Category: Formulation and Quality
Purpose: This study was conducted to develop and optimize a poly(acrylic acid)-based formulation that resists opioid drug extraction for intravenous abuse by forming hydrogels in aqueous solutions. The gel strength, representing the deterrence capacity, of different poly(acrylic acid)-based compositions was evaluated, and the deterrence stability of the optimized composition was further investigated after 3 months at ambient storage conditions.

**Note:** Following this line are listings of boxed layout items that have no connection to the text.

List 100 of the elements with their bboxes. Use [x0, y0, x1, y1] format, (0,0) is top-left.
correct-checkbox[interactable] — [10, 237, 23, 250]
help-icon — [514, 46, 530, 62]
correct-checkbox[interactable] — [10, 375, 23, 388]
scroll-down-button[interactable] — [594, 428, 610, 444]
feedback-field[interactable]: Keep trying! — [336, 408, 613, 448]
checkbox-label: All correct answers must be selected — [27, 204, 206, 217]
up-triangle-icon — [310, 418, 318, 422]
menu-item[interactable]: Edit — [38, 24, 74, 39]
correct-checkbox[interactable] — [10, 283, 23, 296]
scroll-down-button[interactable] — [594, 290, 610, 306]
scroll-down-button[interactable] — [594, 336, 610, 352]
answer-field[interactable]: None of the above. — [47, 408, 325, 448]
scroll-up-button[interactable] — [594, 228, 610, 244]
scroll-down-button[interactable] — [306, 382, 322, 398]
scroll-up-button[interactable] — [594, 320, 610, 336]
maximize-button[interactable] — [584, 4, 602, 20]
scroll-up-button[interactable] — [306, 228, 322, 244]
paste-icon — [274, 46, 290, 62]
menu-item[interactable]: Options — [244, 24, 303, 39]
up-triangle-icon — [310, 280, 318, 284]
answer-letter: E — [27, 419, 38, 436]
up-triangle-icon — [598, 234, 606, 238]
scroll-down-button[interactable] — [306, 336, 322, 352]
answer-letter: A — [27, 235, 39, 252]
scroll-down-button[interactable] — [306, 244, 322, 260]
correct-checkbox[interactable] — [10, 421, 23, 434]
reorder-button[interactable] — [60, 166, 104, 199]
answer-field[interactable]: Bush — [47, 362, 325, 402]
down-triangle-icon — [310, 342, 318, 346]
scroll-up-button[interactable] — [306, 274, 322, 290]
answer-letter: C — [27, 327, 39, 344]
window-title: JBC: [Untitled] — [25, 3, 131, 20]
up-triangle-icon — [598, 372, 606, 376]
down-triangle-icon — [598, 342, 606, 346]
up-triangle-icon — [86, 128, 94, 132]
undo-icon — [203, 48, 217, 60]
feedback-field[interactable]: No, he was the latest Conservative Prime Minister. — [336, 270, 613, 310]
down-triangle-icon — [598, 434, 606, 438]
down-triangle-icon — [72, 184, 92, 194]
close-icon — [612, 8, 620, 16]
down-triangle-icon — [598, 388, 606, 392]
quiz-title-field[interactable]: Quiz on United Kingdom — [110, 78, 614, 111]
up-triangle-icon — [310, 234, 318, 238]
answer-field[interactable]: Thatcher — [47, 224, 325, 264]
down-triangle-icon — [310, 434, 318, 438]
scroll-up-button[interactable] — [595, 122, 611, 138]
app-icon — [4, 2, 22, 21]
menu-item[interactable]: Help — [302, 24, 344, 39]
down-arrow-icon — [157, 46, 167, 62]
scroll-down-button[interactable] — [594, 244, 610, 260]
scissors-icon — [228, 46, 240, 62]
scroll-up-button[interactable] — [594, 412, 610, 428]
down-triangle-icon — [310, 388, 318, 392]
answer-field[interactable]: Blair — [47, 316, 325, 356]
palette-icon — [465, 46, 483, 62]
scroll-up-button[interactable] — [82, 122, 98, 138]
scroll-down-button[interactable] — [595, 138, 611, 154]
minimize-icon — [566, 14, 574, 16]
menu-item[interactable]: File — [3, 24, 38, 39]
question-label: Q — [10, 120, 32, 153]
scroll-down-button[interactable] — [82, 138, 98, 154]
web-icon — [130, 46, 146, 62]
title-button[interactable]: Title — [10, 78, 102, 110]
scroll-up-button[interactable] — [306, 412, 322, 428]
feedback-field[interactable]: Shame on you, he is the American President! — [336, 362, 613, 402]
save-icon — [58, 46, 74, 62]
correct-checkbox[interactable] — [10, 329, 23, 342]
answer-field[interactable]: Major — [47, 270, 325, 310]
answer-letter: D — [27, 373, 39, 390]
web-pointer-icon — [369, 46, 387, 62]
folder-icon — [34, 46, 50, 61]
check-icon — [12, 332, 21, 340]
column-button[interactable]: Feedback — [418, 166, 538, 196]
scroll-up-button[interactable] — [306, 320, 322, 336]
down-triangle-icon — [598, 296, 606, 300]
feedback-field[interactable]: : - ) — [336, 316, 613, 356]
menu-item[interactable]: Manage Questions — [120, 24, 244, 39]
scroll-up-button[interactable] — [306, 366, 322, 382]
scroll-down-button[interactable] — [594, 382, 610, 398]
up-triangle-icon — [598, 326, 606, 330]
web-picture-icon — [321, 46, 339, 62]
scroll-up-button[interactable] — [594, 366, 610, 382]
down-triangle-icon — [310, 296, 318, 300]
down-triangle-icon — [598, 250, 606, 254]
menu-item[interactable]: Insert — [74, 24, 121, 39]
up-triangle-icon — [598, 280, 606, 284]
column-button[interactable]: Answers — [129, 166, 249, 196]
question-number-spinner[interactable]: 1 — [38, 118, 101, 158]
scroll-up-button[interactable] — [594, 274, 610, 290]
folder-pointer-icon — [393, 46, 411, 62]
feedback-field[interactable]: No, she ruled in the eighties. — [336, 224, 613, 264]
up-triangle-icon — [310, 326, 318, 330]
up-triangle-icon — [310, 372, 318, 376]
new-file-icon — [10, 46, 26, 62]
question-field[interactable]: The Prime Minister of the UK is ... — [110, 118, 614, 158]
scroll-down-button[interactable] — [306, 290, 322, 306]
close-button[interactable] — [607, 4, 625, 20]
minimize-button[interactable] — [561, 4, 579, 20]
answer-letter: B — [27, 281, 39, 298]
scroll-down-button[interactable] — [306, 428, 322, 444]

Methods: Poly(acrylic acid)-based formulations containing 50, 100, 125, 150, and 200 mg of the polymer, 25 mg dextromethorphan HBr, and an alkalizing agent were vortex mixed with 10 mL of different extracting solvents including water, pH3 solution, 40% ethanol, normal saline, and 0.1N HCl. A quantitative method was developed to measure the gel strength of the samples using a texture analyzer (Brookfield, CT3 - 4500). A resistance sensitive probe allowed to travel into the gels up to 10 mm at a rate of 1 mm/sec. The gel resistance (mN) to the probe penetration was measured using a TexturePro software, indicating the extraction resistance capacity. Based on the gel strength studies, the optimized formulation was established and further investigated for the kinetics of the gel formation after 1, 5, 10, and 20 min. in normal saline, where the gel formation was delayed. The rate at which the probe was travelling to the gel was set at 0.5 mm/sec. and the resistance exerted by the gel was plotted against the distance travelled by the probe to find out the equilibrium gelation. Furthermore, the gel strength of the optimized formulation was determined over a 3-month storage in a high-density polyethylene (HDPE) container at 25 ± 2ºC and 60 ± 5% RH.
Results: A tablet formulation (500 mg) with a minimum 150 mg of poly(acrylic acid) formed an effective gel ( >200 mN) in all extraction media, while maintaining its liquid state in 0.1N HCl. Formulations containing 150-200 mg of the deterring polymer formed a noticeable gel in saline following a lag period of about 5 minutes. The gel strength data after 10 and 20 minutes were statistically similar. The gel strength values of the optimized formulation showed a maximum of 14.5 mN difference over the 3 months storage period, and the stability data were not statistically different from that of the control.
Conclusion: Poly (acrylic acid)-based formulations can prevent drug extraction in different solvents by forming strong gels at reasonable time. Moreover, the formulation remains stable and retains its gel formation ability upon storage at ambient temperature and humidity conditions.